Se qualcuno avesse ancora bisogno (coi tempi che corrono) di avere una rappresentazione iconografica del politico populista, vada al cinema a vedere che fine ha fatto Cetto, dopo essere emigrato in Germania ad esportare le sue “idee” e il suo stile di vita. Questo film è il terzo di una trilogia sul geniale personaggio creato da Antonio Albanese, dopo Qualunquemente, del 2011, e Tutto tutto, niente niente, del 2012. Vi avverto: il primo è il vero capolavoro comico; il secondo, come ricorderete, non ha avuto lo stesso successo. Cetto c’è è consigliato (solo) ai super appassionati, perché non aggiunge molto a quanto avrete già apprezzato di lui.

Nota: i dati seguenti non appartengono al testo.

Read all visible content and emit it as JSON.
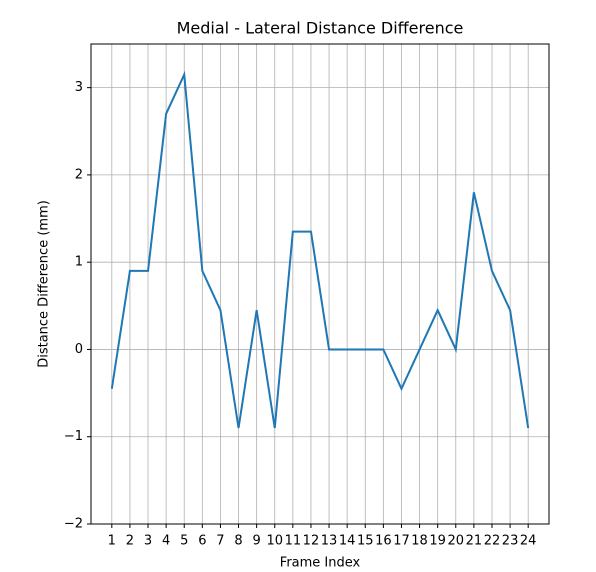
{
  "chart_data": {
    "type": "line",
    "title": "Medial - Lateral Distance Difference",
    "x_label": "Frame Index",
    "y_label": "Distance Difference (mm)",
    "x": [
      1,
      2,
      3,
      4,
      5,
      6,
      7,
      8,
      9,
      10,
      11,
      12,
      13,
      14,
      15,
      16,
      17,
      18,
      19,
      20,
      21,
      22,
      23,
      24
    ],
    "series": [
      {
        "color": "#1f77b4",
        "values": [
          -0.45,
          0.9,
          0.9,
          2.7,
          3.15,
          0.9,
          0.45,
          -0.9,
          0.45,
          -0.9,
          1.35,
          1.35,
          0,
          0,
          0,
          0,
          -0.45,
          0,
          0.45,
          0,
          1.8,
          0.9,
          0.45,
          -0.9
        ]
      }
    ],
    "xlim": [
      -0.15,
      25.15
    ],
    "xticks": [
      1,
      2,
      3,
      4,
      5,
      6,
      7,
      8,
      9,
      10,
      11,
      12,
      13,
      14,
      15,
      16,
      17,
      18,
      19,
      20,
      21,
      22,
      23,
      24
    ],
    "ylim": [
      -2,
      3.5
    ],
    "yticks": [
      {
        "value": -2,
        "label": "−2"
      },
      {
        "value": -1,
        "label": "−1"
      },
      0,
      1,
      2,
      3
    ],
    "grid": true
  }
}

cetto-ce-senzadubbiamenteSemplicemente continua sulla scia degli avverbi spericolati e approfondisce con ulteriori amenità una figura che ormai è (purtroppo) entrata nel nostro DNA di cittadini elettori: quella del politico che fa delle promesse (non mantenute) il suo strumento di caccia, che scientemente prende in giro, e con un certo gusto, chi ha l’ingenuità o forse la stupidità di ascoltarlo. La cosa migliore del film è in alcune “tirate” di Cetto su come prendersi gioco del popolo, dandogli a bere di quanto sia necessario tornare alla monarchia e abbandonare l’ormai vetusta, abusata ed inutile democrazia.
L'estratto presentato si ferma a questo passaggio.